Mr. Spence believes that publishing is emerging from a period when “there was a flurry of cancellations and fears of cancellations.”  

In January 2021, 500 American authors and literary professionals signed a letter calling on publishers not to sign book deals with members of the Trump administration. The letter was written by the author Barry Lyga and signed by such writers as Celeste Ng, Holly Black, and Chuck Wendig.

Titled “no book deals for traitors,” it argued that “publishing has chased the money and notoriety of some pretty sketchy people, and has granted those same people both the imprimatur of respectability and a lot of money through sweetheart book deals.”

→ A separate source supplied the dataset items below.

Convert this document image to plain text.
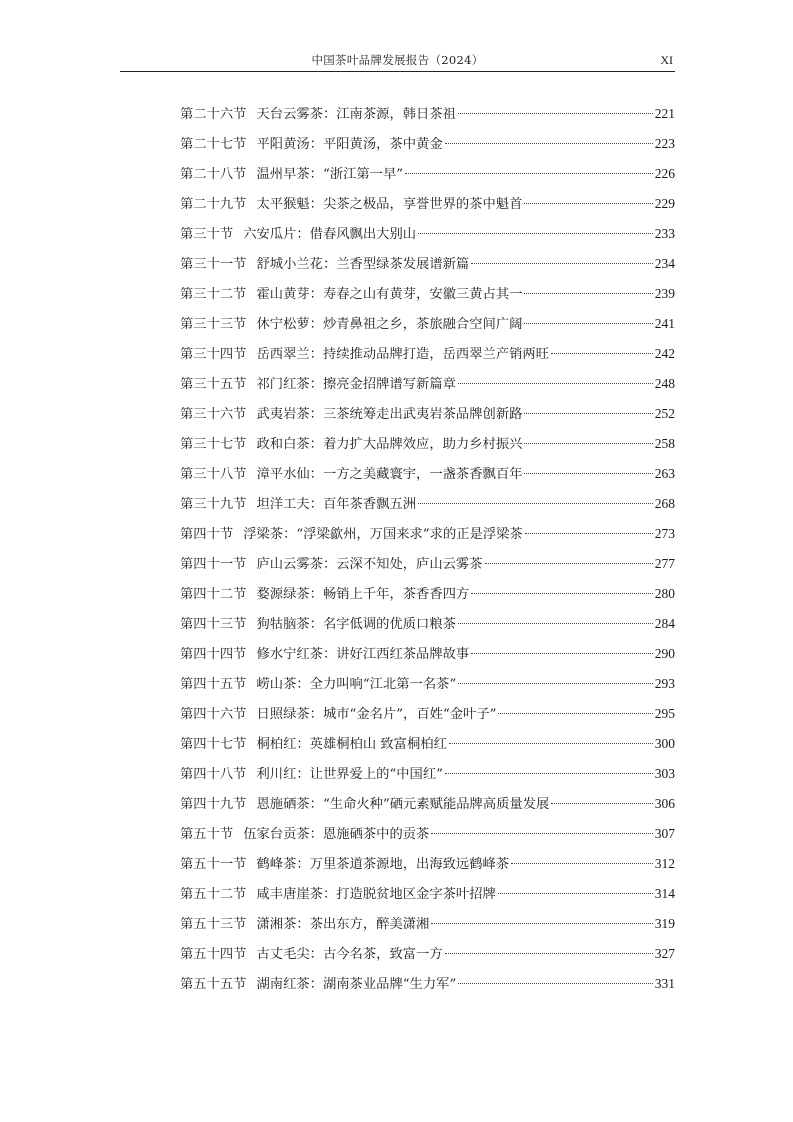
中国茶叶品牌发展报告（2024）	XI
第二十六节 天台云雾茶：江南茶源，韩日茶祖	221
第二十七节 平阳黄汤：平阳黄汤，茶中黄金	223
第二十八节 温州早茶：“浙江第一早”	226
第二十九节 太平猴魁：尖茶之极品，享誉世界的茶中魁首	229
第三十节 六安瓜片：借春风飘出大别山	233
第三十一节 舒城小兰花：兰香型绿茶发展谱新篇	234
第三十二节 霍山黄芽：寿春之山有黄芽，安徽三黄占其一	239
第三十三节 休宁松萝：炒青鼻祖之乡，茶旅融合空间广阔	241
第三十四节 岳西翠兰：持续推动品牌打造，岳西翠兰产销两旺	242
第三十五节 祁门红茶：擦亮金招牌谱写新篇章	248
第三十六节 武夷岩茶：三茶统筹走出武夷岩茶品牌创新路	252
第三十七节 政和白茶：着力扩大品牌效应，助力乡村振兴	258
第三十八节 漳平水仙：一方之美藏寰宇，一盏茶香飘百年	263
第三十九节 坦洋工夫：百年茶香飘五洲	268
第四十节 浮梁茶：“浮梁歙州，万国来求”求的正是浮梁茶	273
第四十一节 庐山云雾茶：云深不知处，庐山云雾茶	277
第四十二节 婺源绿茶：畅销上千年，茶香香四方	280
第四十三节 狗牯脑茶：名字低调的优质口粮茶	284
第四十四节 修水宁红茶：讲好江西红茶品牌故事	290
第四十五节 崂山茶：全力叫响“江北第一名茶”	293
第四十六节 日照绿茶：城市“金名片”，百姓“金叶子”	295
第四十七节 桐柏红：英雄桐柏山 致富桐柏红	300
第四十八节 利川红：让世界爱上的“中国红”	303
第四十九节 恩施硒茶：“生命火种”硒元素赋能品牌高质量发展	306
第五十节 伍家台贡茶：恩施硒茶中的贡茶	307
第五十一节 鹤峰茶：万里茶道茶源地，出海致远鹤峰茶	312
第五十二节 咸丰唐崖茶：打造脱贫地区金字茶叶招牌	314
第五十三节 潇湘茶：茶出东方，醉美潇湘	319
第五十四节 古丈毛尖：古今名茶，致富一方	327
第五十五节 湖南红茶：湖南茶业品牌“生力军”	331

Mr. Lyga told Publishers Weekly: “Traditionally, members of an outgoing administration can — and do — rely on the cushion of a fat book contract with a healthy advance. In the case of the Trump administration and its history of outrages, lies, and incitement to insurrection, we cannot allow this to stand. No one should be enriched for their contribution to evil.”

Mr. Spence found it appalling. “Several hundred self-described ‘publishing professionals,’ mostly youngsters, issued their own woke fatwah denouncing everyone affiliated in any way with the Trump administration,” he says. Their statement “identified a class of persons who were to be blacklisted because of their presumed connection with unfavored political views.”

“Remind me,” he says, “didn’t we used to have a name for that sort of behavior?”